Step 3: Contact the credit card company
To preserve your right to dispute a billing error, you need to reach out to your credit card company in writing within 60 days of the statement in which the error appeared. Most financial institutions, including Bank of America, allow you to initiate billing disputes through their websites or by telephone. Make sure you have the following information and materials on hand when you contact your credit card company:
Your name and credit card number
The dollar amount and date of the suspected error
The name of the merchant or vendor as it appears on your receipt or billing statement
A description of the error and an explanation of why you believe there is an error
Details of any attempts to resolve the problem with the merchant
Copies of any receipts, statements or other proof of the transaction
The Fair Credit Billing Act is a federal law that allows consumers to dispute suspicious credit card charges without hurting their credit score. Under the law, you don’t have to pay disputed amounts or any finance charges stemming from them while the disputes are being investigated. The credit card company cannot report the contested amount as delinquent or close or restrict your account. However, the disputed amount can count against your credit limit, and you must continue making payments on other charges on your account.

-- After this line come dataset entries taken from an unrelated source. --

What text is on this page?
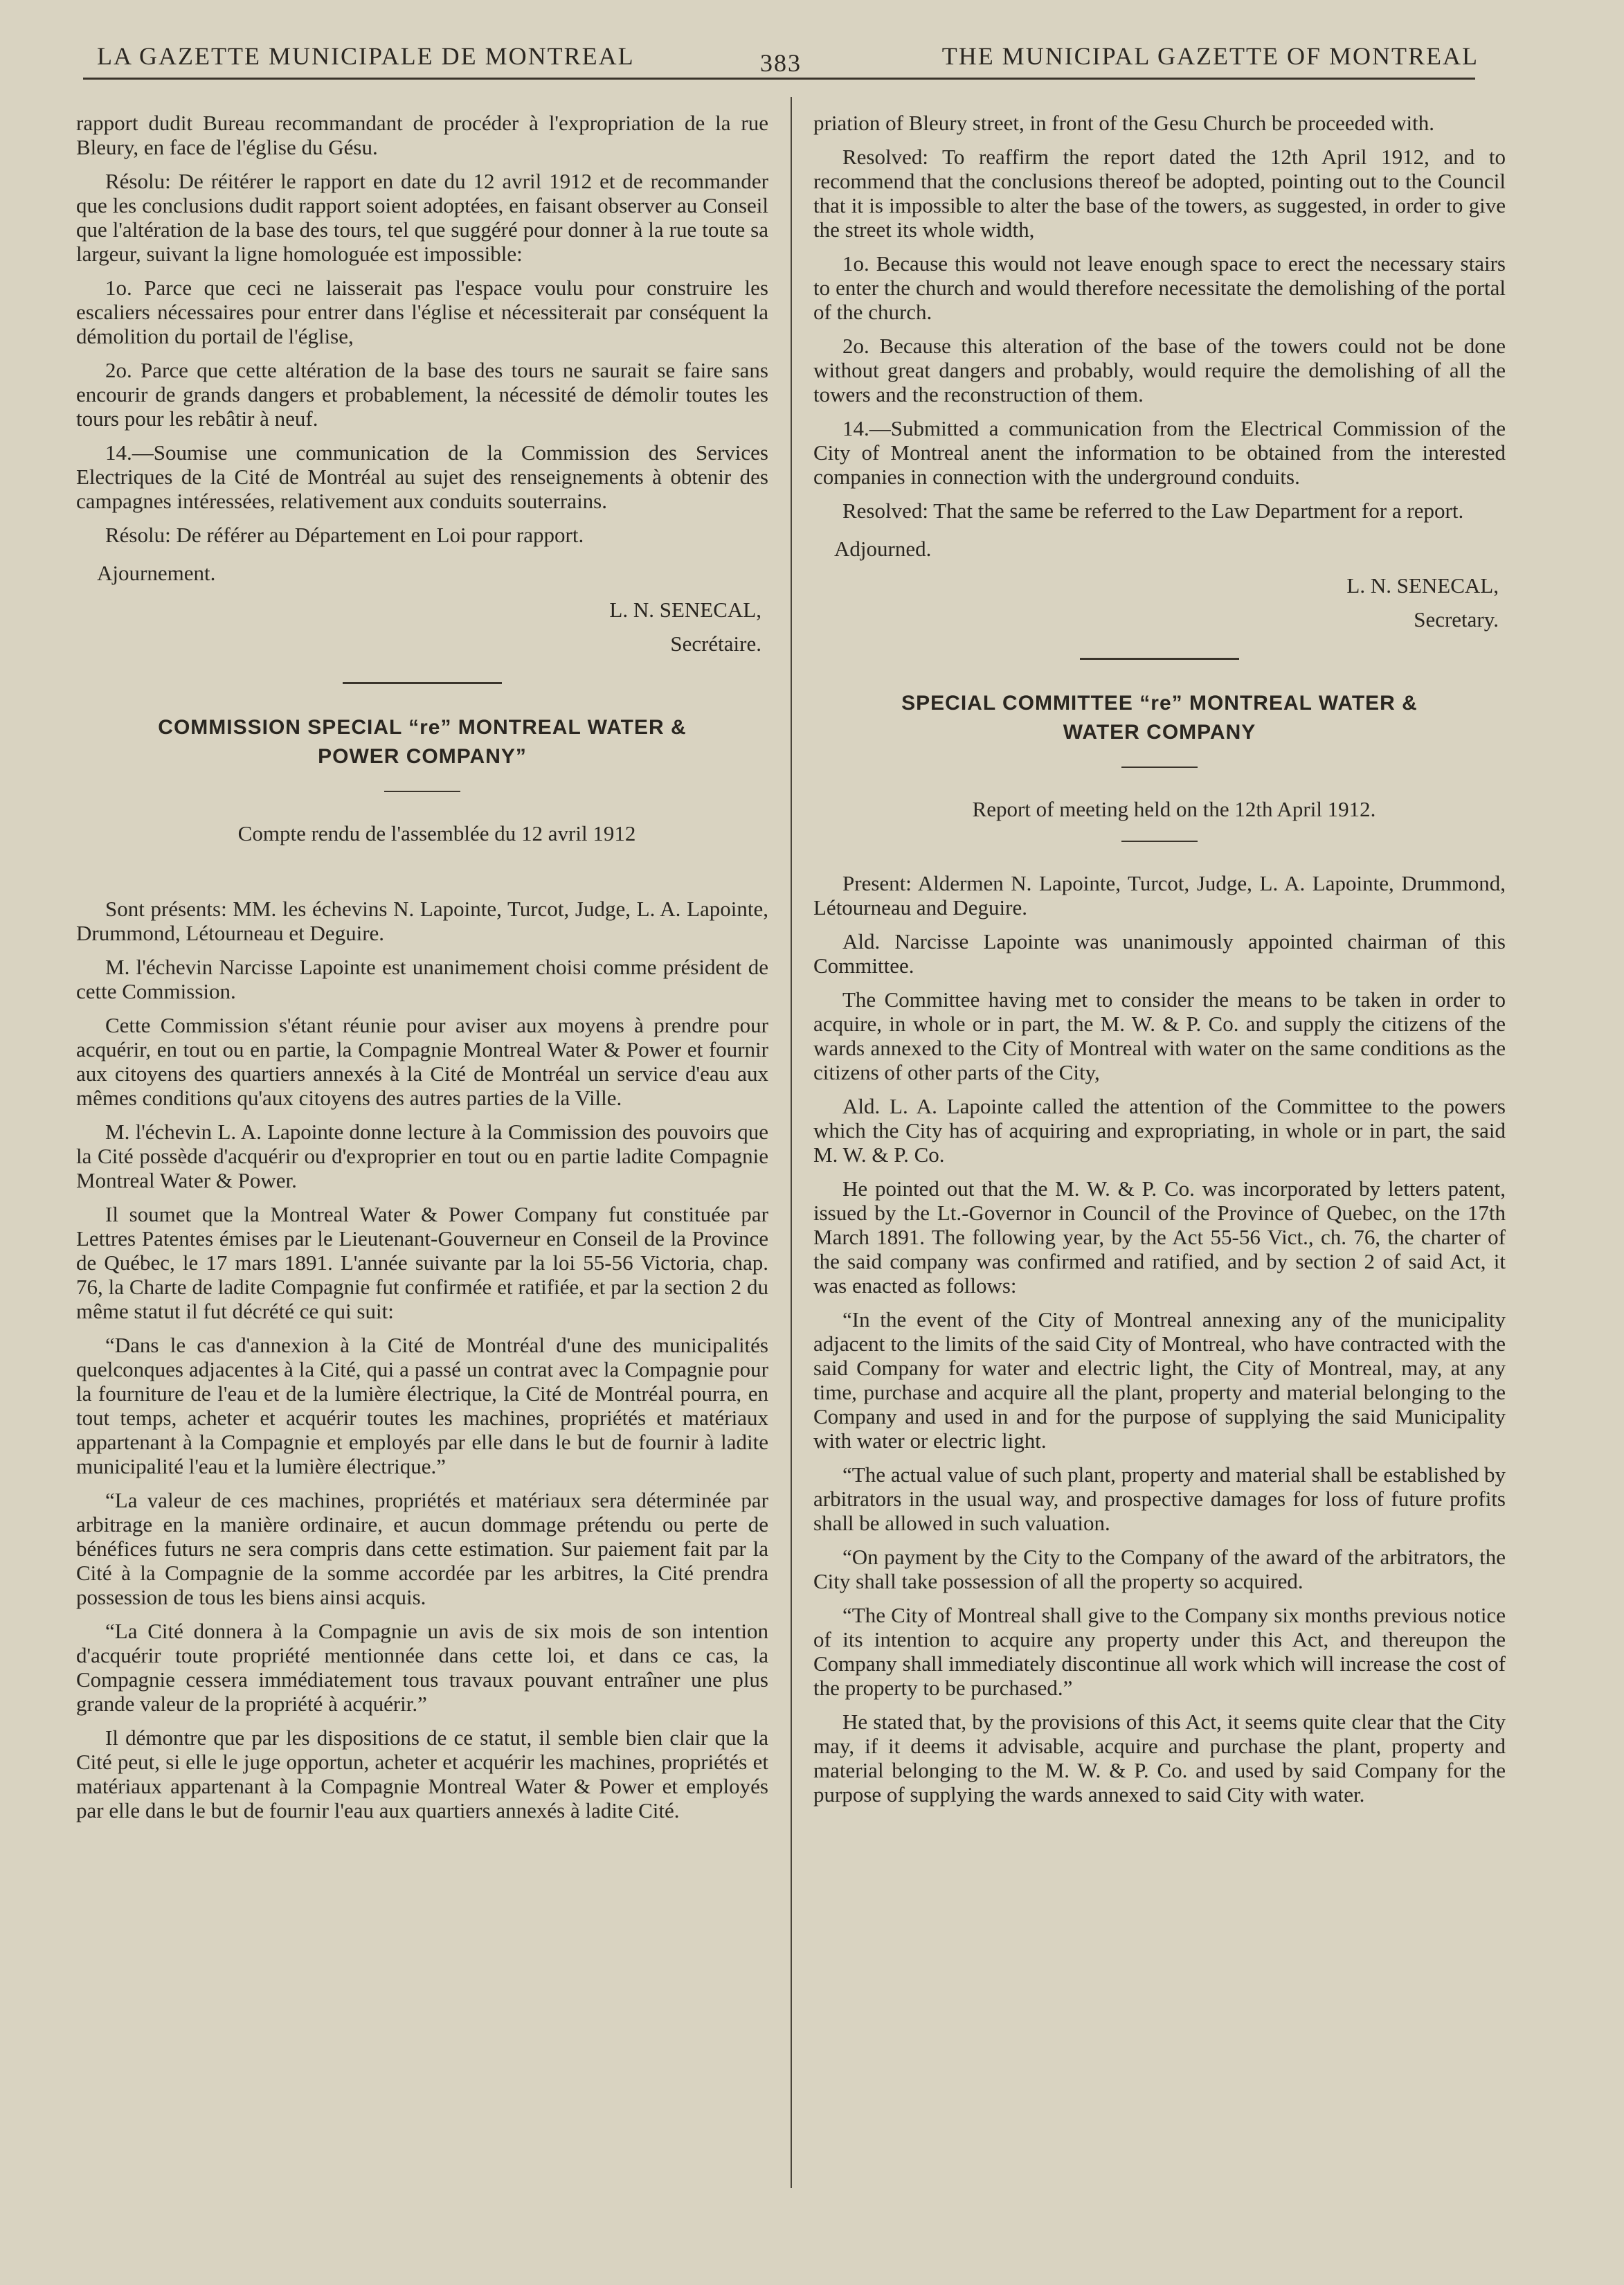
LA GAZETTE MUNICIPALE DE MONTREAL	383	THE MUNICIPAL GAZETTE OF MONTREAL

rapport dudit Bureau recommandant de procéder à l'expropriation de la rue Bleury, en face de l'église du Gésu.

Résolu: De réitérer le rapport en date du 12 avril 1912 et de recommander que les conclusions dudit rapport soient adoptées, en faisant observer au Conseil que l'altération de la base des tours, tel que suggéré pour donner à la rue toute sa largeur, suivant la ligne homologuée est impossible:

1o. Parce que ceci ne laisserait pas l'espace voulu pour construire les escaliers nécessaires pour entrer dans l'église et nécessiterait par conséquent la démolition du portail de l'église,

2o. Parce que cette altération de la base des tours ne saurait se faire sans encourir de grands dangers et probablement, la nécessité de démolir toutes les tours pour les rebâtir à neuf.

14.—Soumise une communication de la Commission des Services Electriques de la Cité de Montréal au sujet des renseignements à obtenir des campagnes intéressées, relativement aux conduits souterrains.

Résolu: De référer au Département en Loi pour rapport.

Ajournement.

L. N. SENECAL,

Secrétaire.

COMMISSION SPECIAL “re” MONTREAL WATER &
POWER COMPANY”

Compte rendu de l'assemblée du 12 avril 1912

Sont présents: MM. les échevins N. Lapointe, Turcot, Judge, L. A. Lapointe, Drummond, Létourneau et Deguire.

M. l'échevin Narcisse Lapointe est unanimement choisi comme président de cette Commission.

Cette Commission s'étant réunie pour aviser aux moyens à prendre pour acquérir, en tout ou en partie, la Compagnie Montreal Water & Power et fournir aux citoyens des quartiers annexés à la Cité de Montréal un service d'eau aux mêmes conditions qu'aux citoyens des autres parties de la Ville.

M. l'échevin L. A. Lapointe donne lecture à la Commission des pouvoirs que la Cité possède d'acquérir ou d'exproprier en tout ou en partie ladite Compagnie Montreal Water & Power.

Il soumet que la Montreal Water & Power Company fut constituée par Lettres Patentes émises par le Lieutenant-Gouverneur en Conseil de la Province de Québec, le 17 mars 1891. L'année suivante par la loi 55-56 Victoria, chap. 76, la Charte de ladite Compagnie fut confirmée et ratifiée, et par la section 2 du même statut il fut décrété ce qui suit:

“Dans le cas d'annexion à la Cité de Montréal d'une des municipalités quelconques adjacentes à la Cité, qui a passé un contrat avec la Compagnie pour la fourniture de l'eau et de la lumière électrique, la Cité de Montréal pourra, en tout temps, acheter et acquérir toutes les machines, propriétés et matériaux appartenant à la Compagnie et employés par elle dans le but de fournir à ladite municipalité l'eau et la lumière électrique.”

“La valeur de ces machines, propriétés et matériaux sera déterminée par arbitrage en la manière ordinaire, et aucun dommage prétendu ou perte de bénéfices futurs ne sera compris dans cette estimation. Sur paiement fait par la Cité à la Compagnie de la somme accordée par les arbitres, la Cité prendra possession de tous les biens ainsi acquis.

“La Cité donnera à la Compagnie un avis de six mois de son intention d'acquérir toute propriété mentionnée dans cette loi, et dans ce cas, la Compagnie cessera immédiatement tous travaux pouvant entraîner une plus grande valeur de la propriété à acquérir.”

Il démontre que par les dispositions de ce statut, il semble bien clair que la Cité peut, si elle le juge opportun, acheter et acquérir les machines, propriétés et matériaux appartenant à la Compagnie Montreal Water & Power et employés par elle dans le but de fournir l'eau aux quartiers annexés à ladite Cité.

priation of Bleury street, in front of the Gesu Church be proceeded with.

Resolved: To reaffirm the report dated the 12th April 1912, and to recommend that the conclusions thereof be adopted, pointing out to the Council that it is impossible to alter the base of the towers, as suggested, in order to give the street its whole width,

1o. Because this would not leave enough space to erect the necessary stairs to enter the church and would therefore necessitate the demolishing of the portal of the church.

2o. Because this alteration of the base of the towers could not be done without great dangers and probably, would require the demolishing of all the towers and the reconstruction of them.

14.—Submitted a communication from the Electrical Commission of the City of Montreal anent the information to be obtained from the interested companies in connection with the underground conduits.

Resolved: That the same be referred to the Law Department for a report.

Adjourned.

L. N. SENECAL,

Secretary.

SPECIAL COMMITTEE “re” MONTREAL WATER &
WATER COMPANY

Report of meeting held on the 12th April 1912.

Present: Aldermen N. Lapointe, Turcot, Judge, L. A. Lapointe, Drummond, Létourneau and Deguire.

Ald. Narcisse Lapointe was unanimously appointed chairman of this Committee.

The Committee having met to consider the means to be taken in order to acquire, in whole or in part, the M. W. & P. Co. and supply the citizens of the wards annexed to the City of Montreal with water on the same conditions as the citizens of other parts of the City,

Ald. L. A. Lapointe called the attention of the Committee to the powers which the City has of acquiring and expropriating, in whole or in part, the said M. W. & P. Co.

He pointed out that the M. W. & P. Co. was incorporated by letters patent, issued by the Lt.-Governor in Council of the Province of Quebec, on the 17th March 1891. The following year, by the Act 55-56 Vict., ch. 76, the charter of the said company was confirmed and ratified, and by section 2 of said Act, it was enacted as follows:

“In the event of the City of Montreal annexing any of the municipality adjacent to the limits of the said City of Montreal, who have contracted with the said Company for water and electric light, the City of Montreal, may, at any time, purchase and acquire all the plant, property and material belonging to the Company and used in and for the purpose of supplying the said Municipality with water or electric light.

“The actual value of such plant, property and material shall be established by arbitrators in the usual way, and prospective damages for loss of future profits shall be allowed in such valuation.

“On payment by the City to the Company of the award of the arbitrators, the City shall take possession of all the property so acquired.

“The City of Montreal shall give to the Company six months previous notice of its intention to acquire any property under this Act, and thereupon the Company shall immediately discontinue all work which will increase the cost of the property to be purchased.”

He stated that, by the provisions of this Act, it seems quite clear that the City may, if it deems it advisable, acquire and purchase the plant, property and material belonging to the M. W. & P. Co. and used by said Company for the purpose of supplying the wards annexed to said City with water.
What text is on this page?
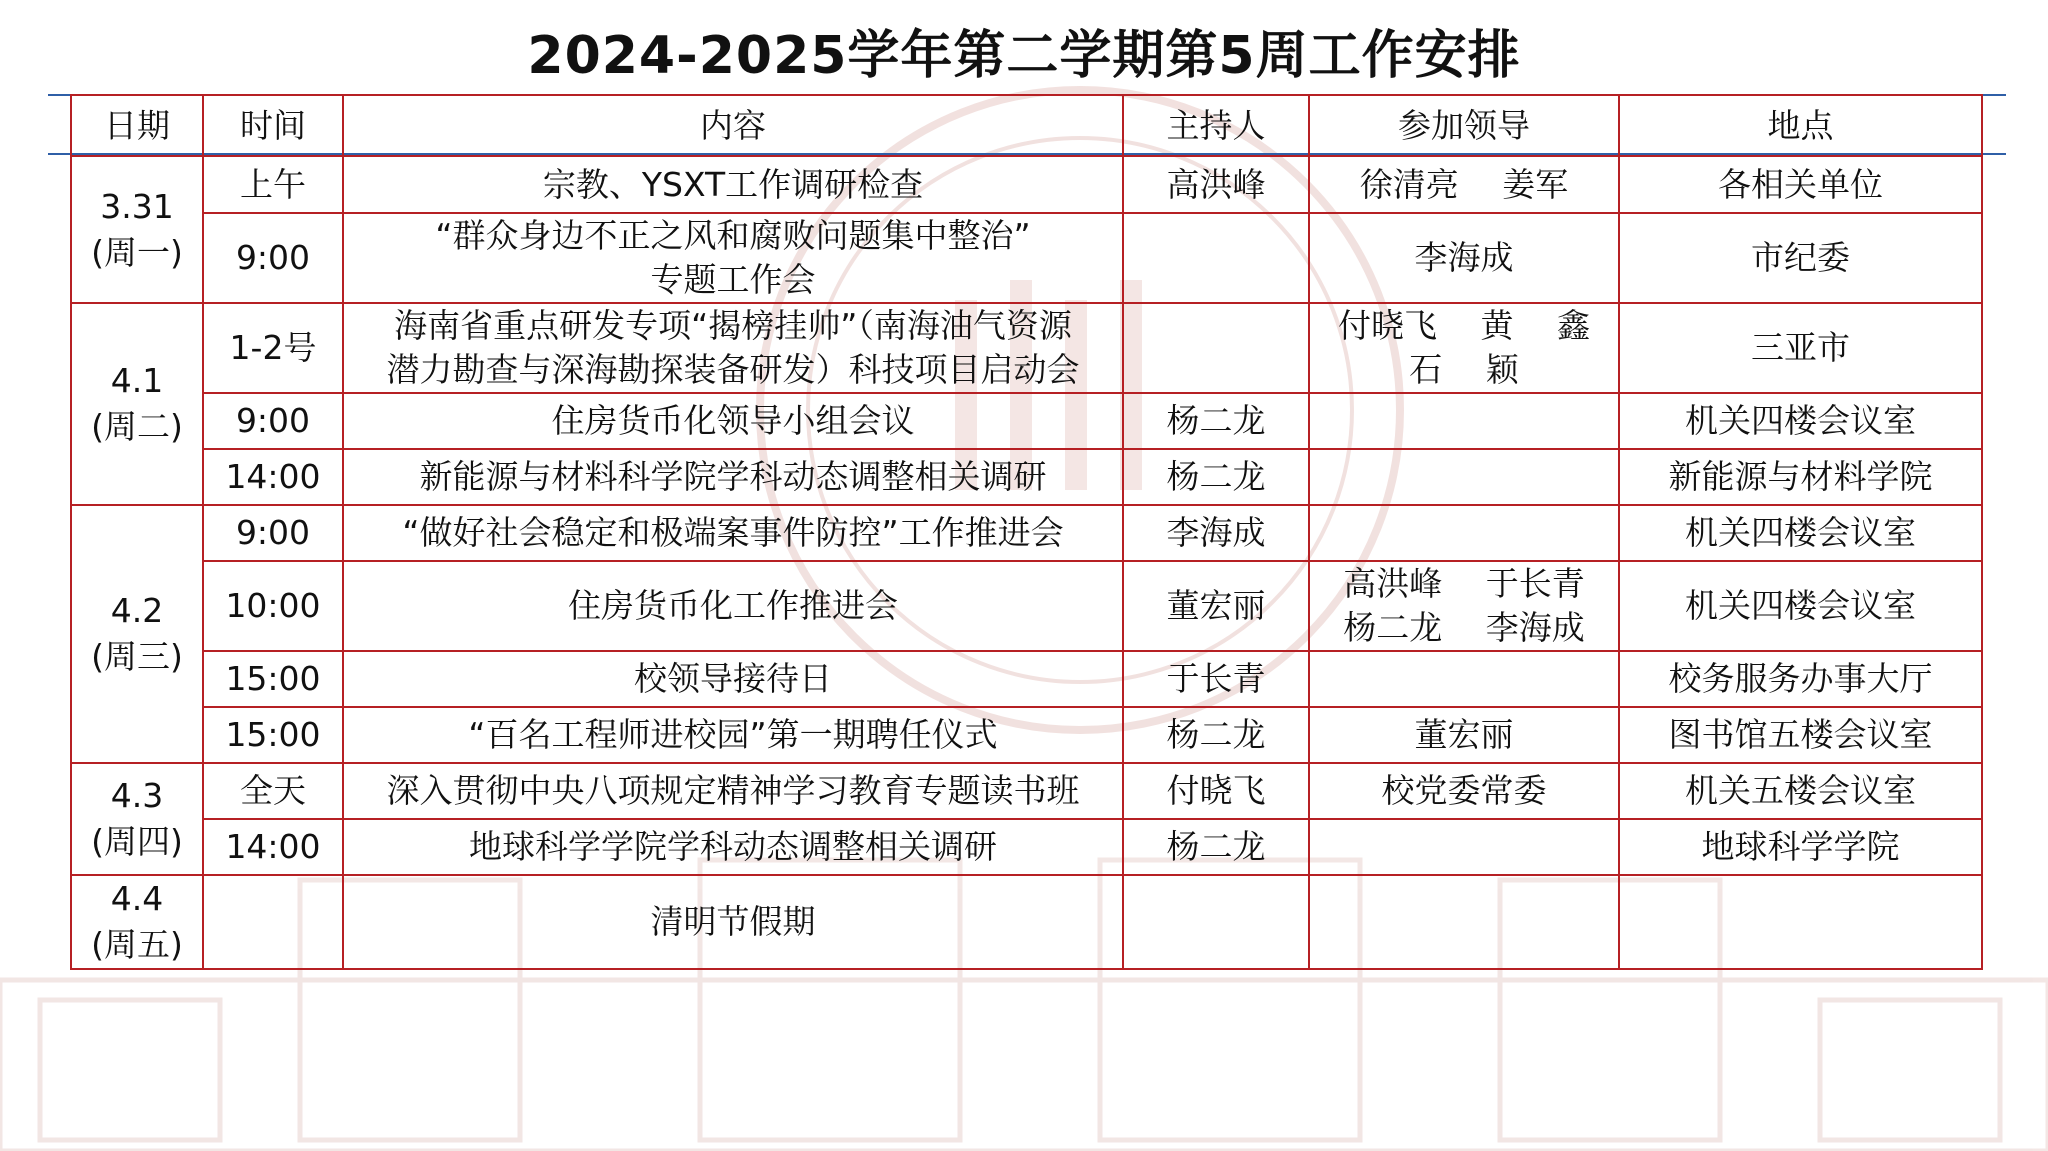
2024-2025学年第二学期第5周工作安排
日期	时间	内容	主持人	参加领导	地点

3.31
(周一)	上午	宗教、YSXT工作调研检查	高洪峰	徐清亮　 姜军	各相关单位
	9:00	“群众身边不正之风和腐败问题集中整治”
专题工作会		李海成	市纪委

4.1
(周二)	1-2号	海南省重点研发专项“揭榜挂帅”（南海油气资源
潜力勘查与深海勘探装备研发）科技项目启动会		付晓飞　 黄　 鑫
石　 颖	三亚市
	9:00	住房货币化领导小组会议	杨二龙		机关四楼会议室
	14:00	新能源与材料科学院学科动态调整相关调研	杨二龙		新能源与材料学院

4.2
(周三)	9:00	“做好社会稳定和极端案事件防控”工作推进会	李海成		机关四楼会议室
	10:00	住房货币化工作推进会	董宏丽	高洪峰　 于长青
杨二龙　 李海成	机关四楼会议室
	15:00	校领导接待日	于长青		校务服务办事大厅
	15:00	“百名工程师进校园”第一期聘任仪式	杨二龙	董宏丽	图书馆五楼会议室

4.3
(周四)	全天	深入贯彻中央八项规定精神学习教育专题读书班	付晓飞	校党委常委	机关五楼会议室
	14:00	地球科学学院学科动态调整相关调研	杨二龙		地球科学学院

4.4
(周五)		清明节假期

Step 4: Make sure you receive a reply
The credit card company must send you a letter within 30 days of receiving your complaint. Once your claim is received, the company has two complete billing cycles, not to exceed 90 days, to determine whether the charges were in error. If your dispute is upheld, you will be notified by mail or via your online account that the charge is being refunded. If not, the credit card company must explain in writing why it denied the claim. If your dispute is denied, you’ll be responsible for paying the charge, including any finance charges that may have accrued—refusing to do so can negatively impact your credit score.
5 common credit card errors
It’s important to check your credit card statement every month for unfamiliar charges and fees. Here are a few errors to look for:
Charges for items or services you did not purchase
Charges that list the wrong date or amount
More than one charge for an item or service
Charges for purchases you never received or didn’t accept at delivery
Payments, returns and other credits that weren’t posted to your account
Check with your bank or credit card provider to see if you can set up alerts for unusual activity or receive notifications for charges over a certain dollar amount.